Article 209 consolidé du lundi 26 février 1810, abrogé le mardi 1 mars 1994
Toute attaque, toute résistance avec violences et voies de fait envers les officiers ministériels, les gardes champêtres ou forestiers, la force publique, les préposés à la perception des taxes et des contributions, les porteurs de contraintes, les préposés des douanes, les séquestres, les officiers ou agents de la police administrative ou judiciaire, agissant pour l'exécution des lois, des ordres ou ordonnances de l'autorité publique, des mandats de justice ou jugements, est qualifiée, selon les circonstances, crime ou délit de rébellion.
Article 210 consolidé du lundi 26 février 1810, abrogé le mardi 1 mars 1994
Si elle a été commise par plus de vingt personnes armées, les coupables seront punis de la réclusion criminelle à temps de dix à vingt ans ; et, s'il n'y a pas eu port d'armes, ils seront punis de la réclusion criminelle à temps de cinq à dix ans.
Article 211 consolidé du lundi 26 février 1810, abrogé le mardi 1 mars 1994
Si la rébellion a été commise par une réunion armée de trois personnes ou plus jusqu'à vingt inclusivement, la peine sera la réclusion criminelle à temps de cinq à dix ans ; s'il n'y a pas eu port d'armes, la peine sera un emprisonnement de six mois au moins et de deux ans au plus.
Article 212 consolidé du lundi 26 février 1810, abrogé le mardi 1 mars 1994
Si la rébellion n'a été commise que par une ou deux personnes, avec armes, elle sera punie d'un emprisonnement de six mois à deux ans, et, si elle a eu lieu sans armes, d'un emprisonnement de six jours à six mois.
Article 213 consolidé du lundi 26 février 1810, abrogé le mardi 1 mars 1994
En cas de rébellion avec bande ou attroupement, l'article 100 du présent Code sera applicable aux rebelles sans fonctions ni emplois dans la bande, qui se seront retirés au premier avertissement de l'autorité publique, ou même depuis, s'ils n'ont été saisis que hors du lieu de la rébellion, et sans nouvelle résistance et sans armes.
Article 214 consolidé du lundi 26 février 1810, abrogé le mardi 1 mars 1994
Toute réunion d'individus pour un crime ou un délit, est réputée réunion armée, lorsque plus de deux personnes portent des armes ostensibles.
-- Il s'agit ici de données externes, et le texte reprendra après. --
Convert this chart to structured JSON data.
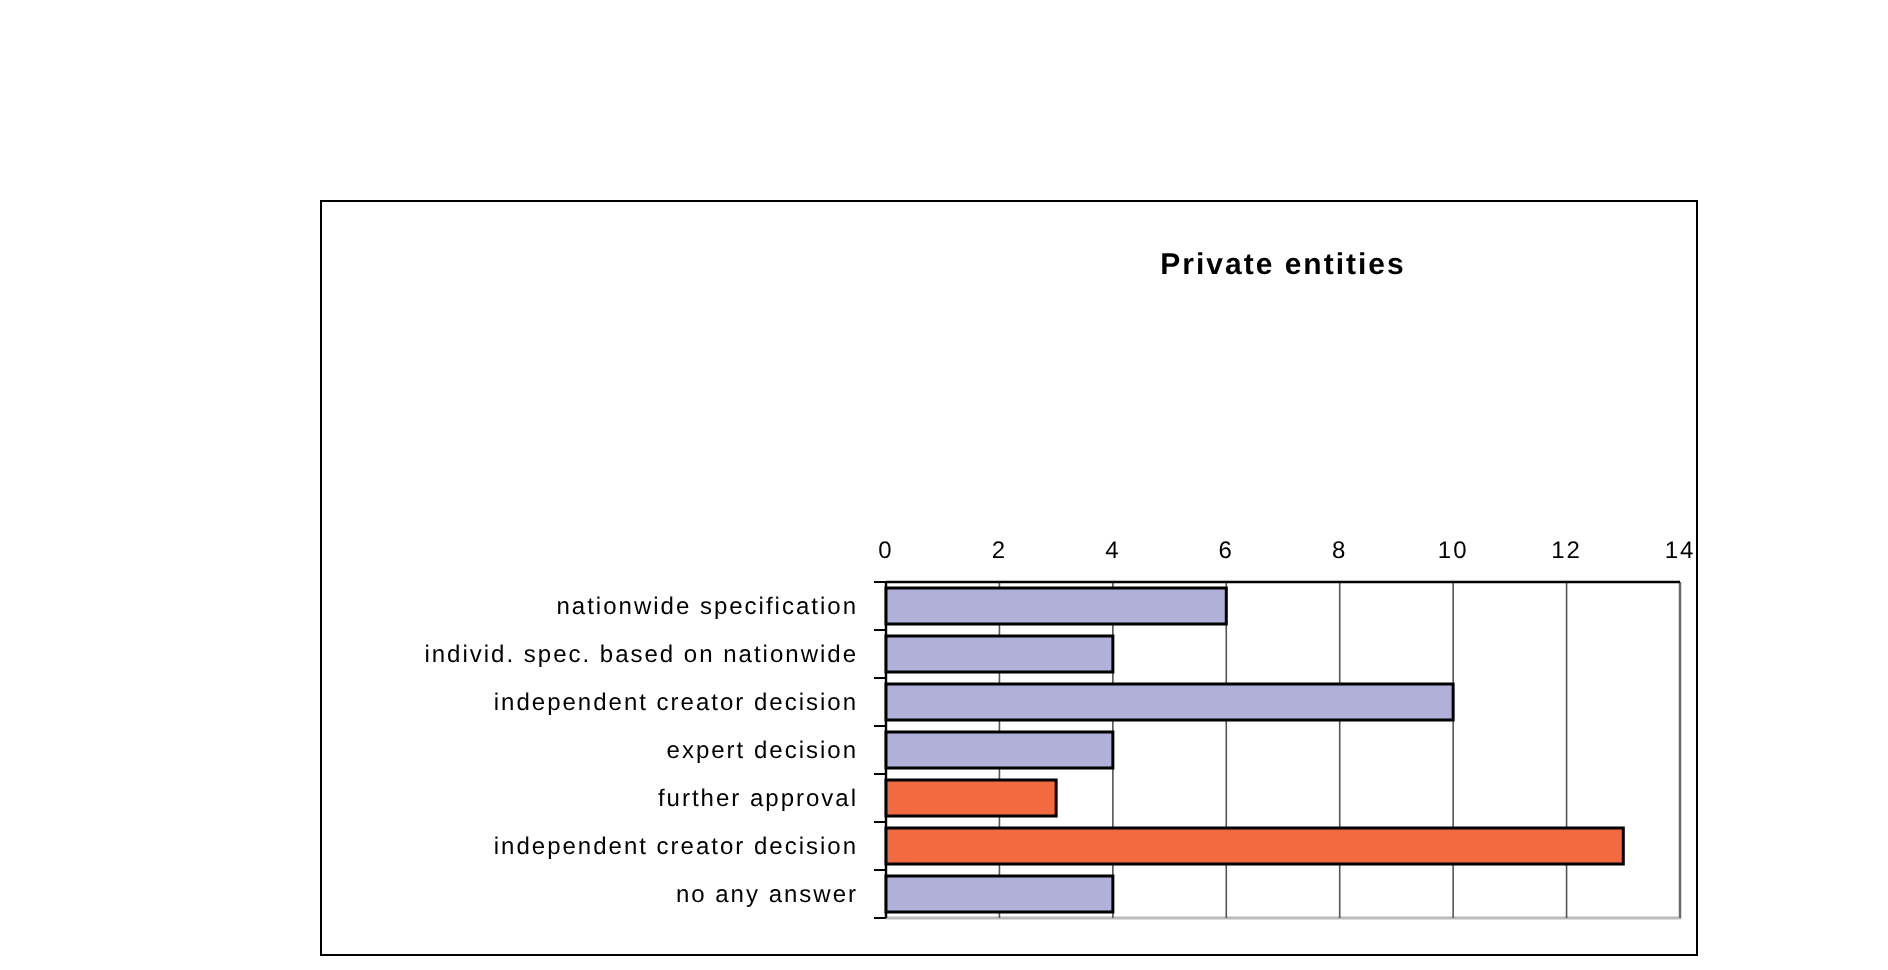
{
  "chart_data": {
    "type": "bar",
    "orientation": "horizontal",
    "title": "Private entities",
    "categories": [
      "nationwide specification",
      "individ. spec. based on nationwide",
      "independent creator decision",
      "expert decision",
      "further approval",
      "independent creator decision",
      "no any answer"
    ],
    "values": [
      6,
      4,
      10,
      4,
      3,
      13,
      4
    ],
    "colors": [
      "#b0b0d8",
      "#b0b0d8",
      "#b0b0d8",
      "#b0b0d8",
      "#f26a40",
      "#f26a40",
      "#b0b0d8"
    ],
    "xlim": [
      0,
      14
    ],
    "xticks": [
      0,
      2,
      4,
      6,
      8,
      10,
      12,
      14
    ],
    "grid": "x"
  }
}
Article 215 consolidé du lundi 26 février 1810, abrogé le mardi 1 mars 1994
Les personnes qui se trouveraient munies d'armes cachées et qui auraient fait partie d'une troupe ou réunion non réputée armée, seront individuellement punies comme si elles avaient fait partie d'une troupe ou réunion armée.
Article 216 consolidé du lundi 26 février 1810, abrogé le mardi 1 mars 1994
Les auteurs des crimes et délits commis pendant le cours et à l'occasion d'une rébellion, seront punis des peines prononcées contre chacun de ces crimes, si elles sont plus fortes que celles de la rébellion.
Article 217 consolidé du lundi 26 février 1810, abrogé le lundi 17 mai 1819
Abrogé par l'article 26 de la loi du 17 mai 1819.
Article 218 consolidé du mardi 1 octobre 1985, abrogé le mardi 1 mars 1994
Dans tous les cas où il sera prononcé, pour fait de rébellion, une simple peine d'emprisonnement, les coupables pourront être condamnés en outre à une amende de 500 F à 15000 F.
Article 219 consolidé du lundi 26 février 1810, abrogé le mardi 1 mars 1994
Seront punies comme réunions de rebelles, celles qui auront été formées avec ou sans armes, et accompagnées de violences ou de menaces contre l'autorité administrative, les officiers et les agents de police, ou contre la force publique :
1° Par les ouvriers ou journaliers dans les ateliers publics ou manufactures ;
2° Par les individus admis dans les hospices ;
3° Par les prisonniers prévenus, accusés ou condamnés.
Article 220 consolidé du lundi 26 février 1810, abrogé le mardi 1 mars 1994
La peine appliquée pour rébellion à des prisonniers prévenus, accusés ou condamnés relativement à d'autres crimes ou délits, sera par eux subie, savoir :
Par ceux qui, à raison des crimes ou délits qui ont causé leur détention, sont ou seraient condamnés à une peine non capitale ni perpétuelle, immédiatement après l'expiration de cette peine ;
Et par les autres, immédiatement après l'arrêt ou jugement en dernier ressort qui les aura acquittés ou renvoyés absous du fait pour lequel ils étaient détenus.
Article 221 consolidé du lundi 26 février 1810, abrogé le dimanche 19 juin 1955
Abrogé par l'article 2 de la loi n° 55-304 du 18 mars 1955.